28 Kasım 2014 Cuma

SENİN DOĞRUN / EVRENİN GERÇEĞİ


Kulvar değiştirip eğitim sektöründe yöneticiliğe başladığım ilk yıllar, henüz bu kadar popüler değilken, kişisel gelişim konularıyla tanıştırdı beni.
Böyle bir eğitimde eğitmenin katılımcılardan birine söylediği şu cümle diğerlerinden çok farklı geldi bana “senin doğrunun gerçek olduğunu nereden biliyorsun?”. Cümlenin bu haliyle anlamı yeterince ağır gibi gözüksede derinlerde çok daha değerli başka anlamlar barındırdığını seziyordum ama tam olarak da ifade edemiyordum. O günün şartlarında bu benim için karşı karşıya gelmiş 2 kişinin aynı rakama bakıp birinin 6 diğerinin 9 demesi gibiydi… Ya da “telefonumu açmadın demek ki bana zaman ayırmak istemiyordun” diyen aşığa, sevgilisinin “kaza yaptım ve sen aradığında karakoldaydım” diye cevap vermesi gibiydi…
Akıp giden yıllar ve bilim insanlarının “son 10 yılda gelişen nano teknoji bize gösterdi ki …” şeklinde başlayan ve ezber bozan açıklamaları ara ara bu cümleyi aklıma getirdikçe anlamı da değişmeye başladı.

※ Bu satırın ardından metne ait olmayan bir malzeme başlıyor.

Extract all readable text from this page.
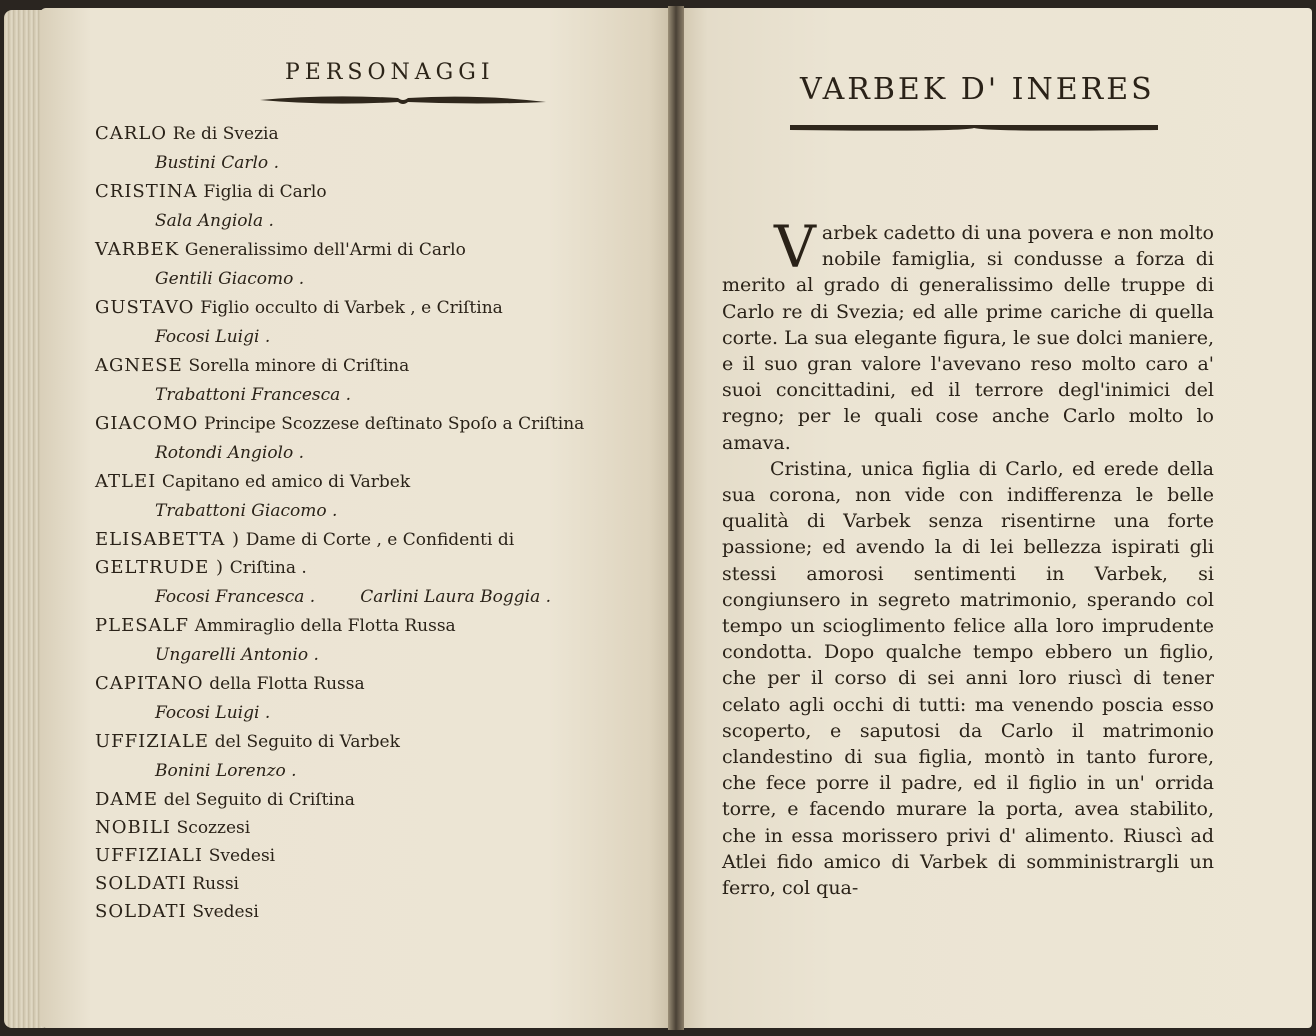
PERSONAGGI
CARLO Re di Svezia
Bustini Carlo .
CRISTINA Figlia di Carlo
Sala Angiola .
VARBEK Generalissimo dell'Armi di Carlo
Gentili Giacomo .
GUSTAVO Figlio occulto di Varbek , e Criſtina
Focosi Luigi .
AGNESE Sorella minore di Criſtina
Trabattoni Francesca .
GIACOMO Principe Scozzese deſtinato Spoſo a Criſtina
Rotondi Angiolo .
ATLEI Capitano ed amico di Varbek
Trabattoni Giacomo .
ELISABETTA ) Dame di Corte , e Confidenti di
GELTRUDE ) Criſtina .
Focosi Francesca .	Carlini Laura Boggia .
PLESALF Ammiraglio della Flotta Russa
Ungarelli Antonio .
CAPITANO della Flotta Russa
Focosi Luigi .
UFFIZIALE del Seguito di Varbek
Bonini Lorenzo .
DAME del Seguito di Criſtina
NOBILI Scozzesi
UFFIZIALI Svedesi
SOLDATI Russi
SOLDATI Svedesi
VARBEK D' INERES

Varbek cadetto di una povera e non molto nobile famiglia, si condusse a forza di merito al grado di generalissimo delle truppe di Carlo re di Svezia; ed alle prime cariche di quella corte. La sua elegante figura, le sue dolci maniere, e il suo gran valore l'avevano reso molto caro a' suoi concittadini, ed il terrore degl'inimici del regno; per le quali cose anche Carlo molto lo amava.

Cristina, unica figlia di Carlo, ed erede della sua corona, non vide con indifferenza le belle qualità di Varbek senza risentirne una forte passione; ed avendo la di lei bellezza ispirati gli stessi amorosi sentimenti in Varbek, si congiunsero in segreto matrimonio, sperando col tempo un scioglimento felice alla loro imprudente condotta. Dopo qualche tempo ebbero un figlio, che per il corso di sei anni loro riuscì di tener celato agli occhi di tutti: ma venendo poscia esso scoperto, e saputosi da Carlo il matrimonio clandestino di sua figlia, montò in tanto furore, che fece porre il padre, ed il figlio in un' orrida torre, e facendo murare la porta, avea stabilito, che in essa morissero privi d' alimento. Riuscì ad Atlei fido amico di Varbek di somministrargli un ferro, col qua-
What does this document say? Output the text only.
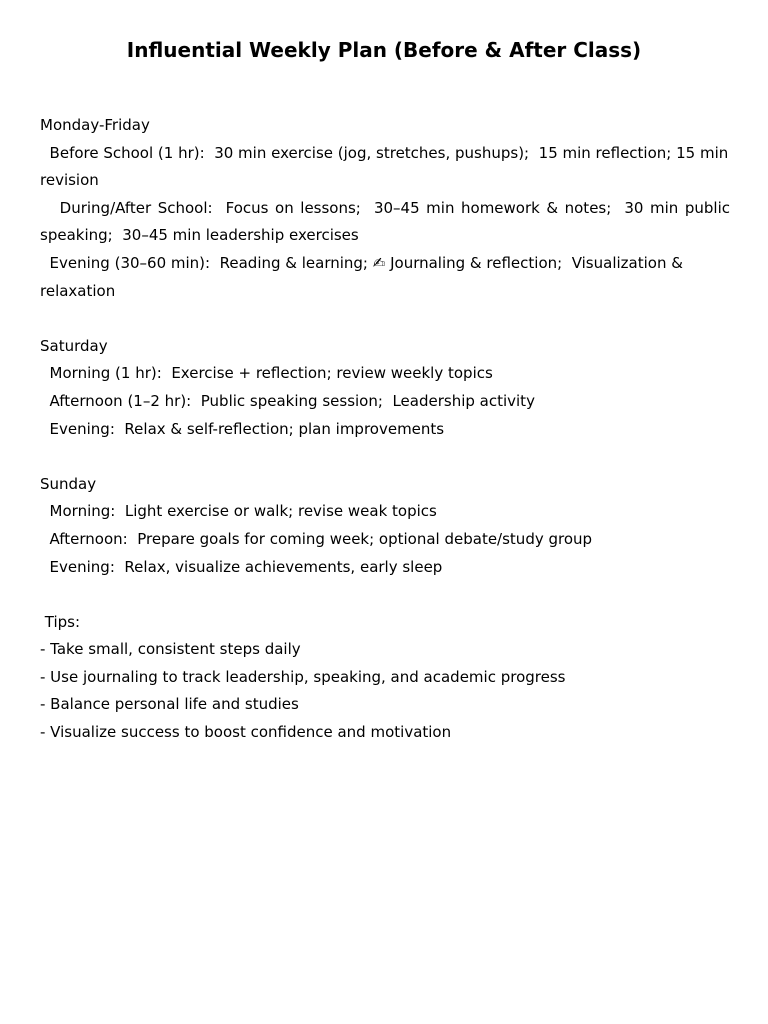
Influential Weekly Plan (Before & After Class)

Monday-Friday

Before School (1 hr):  30 min exercise (jog, stretches, pushups);  15 min reflection; 15 min revision

During/After School:  Focus on lessons;  30–45 min homework & notes;  30 min public speaking;  30–45 min leadership exercises

Evening (30–60 min):  Reading & learning; ✍ Journaling & reflection;  Visualization & relaxation

Saturday

Morning (1 hr):  Exercise + reflection; review weekly topics

Afternoon (1–2 hr):  Public speaking session;  Leadership activity

Evening:  Relax & self-reflection; plan improvements

Sunday

Morning:  Light exercise or walk; revise weak topics

Afternoon:  Prepare goals for coming week; optional debate/study group

Evening:  Relax, visualize achievements, early sleep

Tips:

- Take small, consistent steps daily

- Use journaling to track leadership, speaking, and academic progress

- Balance personal life and studies

- Visualize success to boost confidence and motivation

Bu basit bir algı meselesi değildi besbelli ki… Ya da yeterince araştırmamaktan, bilgi kirliliğinin esiri olup ahkam kesmekten de öte bir şeydi…
Bu bizim doğrularımızla evrenin gerçeğini idrak edip edememe durumuydu! Nasıl mı?
Kocaman bir masa düşünün, hani şu bebeklerin dünya görüşünü anne-babalara hissettirmeyi amaçlayan simülasyon alanları var ya oralardaki gibi, sizin yanınızda cüce kaldığınız bir masa. Şimdi bu masanın ayaklarından birinin tam önünde durduğunuzu hayal edin. Gördüğünüz nedir? Kalın, dev bir ahşap sütun mu? Yukarı doğru hafif genişleyen sarsılmayacak kadar sağlam cilalı bir blok mu? Nedir gördüğünüz? Tırmanabilir misiniz? Aşabilir misiniz? Yıkıp geçebilir misiniz?
Peki siz bu kadar küçükken ve o masa bu kadar büyükken diğer bacakları görebiliyor musunuz? Görseniz bile elinizi tutup yetişebiliyor musunuz? Yoksa hani şu milyarlarca kilometre öteki galaksiler gibi mi sizin için?
Masanın bir tablası var muhakkak, siz ona ulaşabiliyor musunuz? Ya o tablanın üzerinde sonsuz çeşitlilikte ve güzellikte mücevherler duruyorsa? Görme şansınız var mı? Alma, tutma, kullanma şansınız var mı?
Bu hikayeyi böyle uzatıp gidebilirim. Ama siz anladınız benim ne demek istediğimi! Bizim doğrularımızla evrensel gerçekliği şu an idrak etmemiz imkansız olabilir. AMA bu evrensel gerçeklerin olmadığı anlamına gelir mi?
Doğrularınız sizi evrensel gerçekliğe yaklaştırsın adım adım, sevgiyle kalın.